Shep was a big yellow sheep dog. Don't see many of those around these parts anymore either. His hair was long and many times not well groomed. I can still smell his doggy stink after he had taken a nice cool swim in the ditch on a hot summer day. My description does not present him as well as he deserved.
It was common in the days, when I was born, to put babies out in buggies or carriages for their afternoon nap. When the weather was condusive, my mother would set me out on the east side of the house where there was some shade and there I would restore my energy for the rest of the day. Somehow Shep came to know that I was all alone out in the yard and he began his practice of strolling down the country dirt road just after lunch each day to sit beneath my buggy. He was a quiet presence but let anyone try to tamper with the baby and he would become fierce. I don't think it ever happened but I know Shep. As I grew up, Shep and I became pals. He was so patient with me. When I climbed on his back and treated him like my horse, he complied.

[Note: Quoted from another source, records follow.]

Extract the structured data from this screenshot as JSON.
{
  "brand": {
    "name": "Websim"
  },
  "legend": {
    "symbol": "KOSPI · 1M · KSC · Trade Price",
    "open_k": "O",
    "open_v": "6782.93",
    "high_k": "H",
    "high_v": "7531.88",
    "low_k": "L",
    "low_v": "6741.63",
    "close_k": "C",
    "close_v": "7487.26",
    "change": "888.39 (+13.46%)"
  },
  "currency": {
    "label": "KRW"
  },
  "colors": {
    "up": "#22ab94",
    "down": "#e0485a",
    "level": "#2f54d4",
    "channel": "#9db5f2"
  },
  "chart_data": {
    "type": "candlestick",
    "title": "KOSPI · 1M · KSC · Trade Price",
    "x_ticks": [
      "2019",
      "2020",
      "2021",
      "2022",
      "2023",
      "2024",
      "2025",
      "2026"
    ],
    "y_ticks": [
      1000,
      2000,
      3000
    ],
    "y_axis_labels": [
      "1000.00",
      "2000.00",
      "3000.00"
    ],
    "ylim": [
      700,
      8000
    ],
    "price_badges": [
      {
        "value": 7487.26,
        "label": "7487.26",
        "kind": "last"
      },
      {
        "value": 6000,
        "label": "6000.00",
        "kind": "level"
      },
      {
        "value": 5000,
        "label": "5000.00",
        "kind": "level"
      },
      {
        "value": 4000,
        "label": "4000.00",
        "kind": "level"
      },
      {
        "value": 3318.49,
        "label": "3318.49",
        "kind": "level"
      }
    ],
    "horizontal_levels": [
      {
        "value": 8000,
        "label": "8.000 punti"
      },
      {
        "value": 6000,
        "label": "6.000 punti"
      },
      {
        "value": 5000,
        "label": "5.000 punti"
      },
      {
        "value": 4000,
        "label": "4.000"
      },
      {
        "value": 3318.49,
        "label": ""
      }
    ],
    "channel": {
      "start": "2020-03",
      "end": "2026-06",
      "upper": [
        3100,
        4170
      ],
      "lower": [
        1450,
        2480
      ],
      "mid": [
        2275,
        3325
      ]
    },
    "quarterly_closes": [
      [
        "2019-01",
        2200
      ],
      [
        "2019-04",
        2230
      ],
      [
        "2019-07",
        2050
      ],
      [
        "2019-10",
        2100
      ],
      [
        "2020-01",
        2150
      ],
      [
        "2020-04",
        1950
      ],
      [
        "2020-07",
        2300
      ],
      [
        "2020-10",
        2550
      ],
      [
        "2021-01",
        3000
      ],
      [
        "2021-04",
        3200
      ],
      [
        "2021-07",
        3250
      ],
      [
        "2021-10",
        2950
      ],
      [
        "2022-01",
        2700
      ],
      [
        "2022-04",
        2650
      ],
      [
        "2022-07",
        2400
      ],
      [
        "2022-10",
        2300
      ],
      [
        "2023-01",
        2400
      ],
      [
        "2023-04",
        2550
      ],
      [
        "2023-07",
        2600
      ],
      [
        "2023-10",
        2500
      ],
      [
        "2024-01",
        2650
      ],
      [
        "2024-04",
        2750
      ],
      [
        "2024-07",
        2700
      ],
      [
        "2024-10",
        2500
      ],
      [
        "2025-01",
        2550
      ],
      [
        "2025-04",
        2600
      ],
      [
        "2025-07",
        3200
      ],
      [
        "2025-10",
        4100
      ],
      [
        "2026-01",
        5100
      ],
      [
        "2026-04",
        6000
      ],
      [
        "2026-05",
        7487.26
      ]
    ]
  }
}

I spent hours and hours at my grandparent's home. I am not sure which house felt more like home. I received liberal amounts of love next door at the place where my mother grew up. I never doubted my grandparents love for me. It was a fairy tale childhood. I worked right along side both grandparents. I was taught how to get a drink from the pump in the milkhouse with my little tin cup. I learned how to hold a plow pulled by a tractor. (A few years before I was born, Grandpa graduated from horse to tractor). Grandma taught me to make lye soap, cook Dutch dishes, grow worms for fishing, make wine from the Concord grapes in her garden. What a rich heritage.
When I hear of children whose childhoods were/are filled with abuse.....I feel somewhat guilty for the blessings I enjoyed. I do know, though, that God intended childhood to be what I experienced and not what some live with and through. Thank you, Lord, for the blessings you granted an undeserving little girl in northwest Indiana.....she didn't have much money and so wasn't very rich by the world's standards, but rich beyond comparison with people that loved her and treated her with respect. Money can't buy those treasures.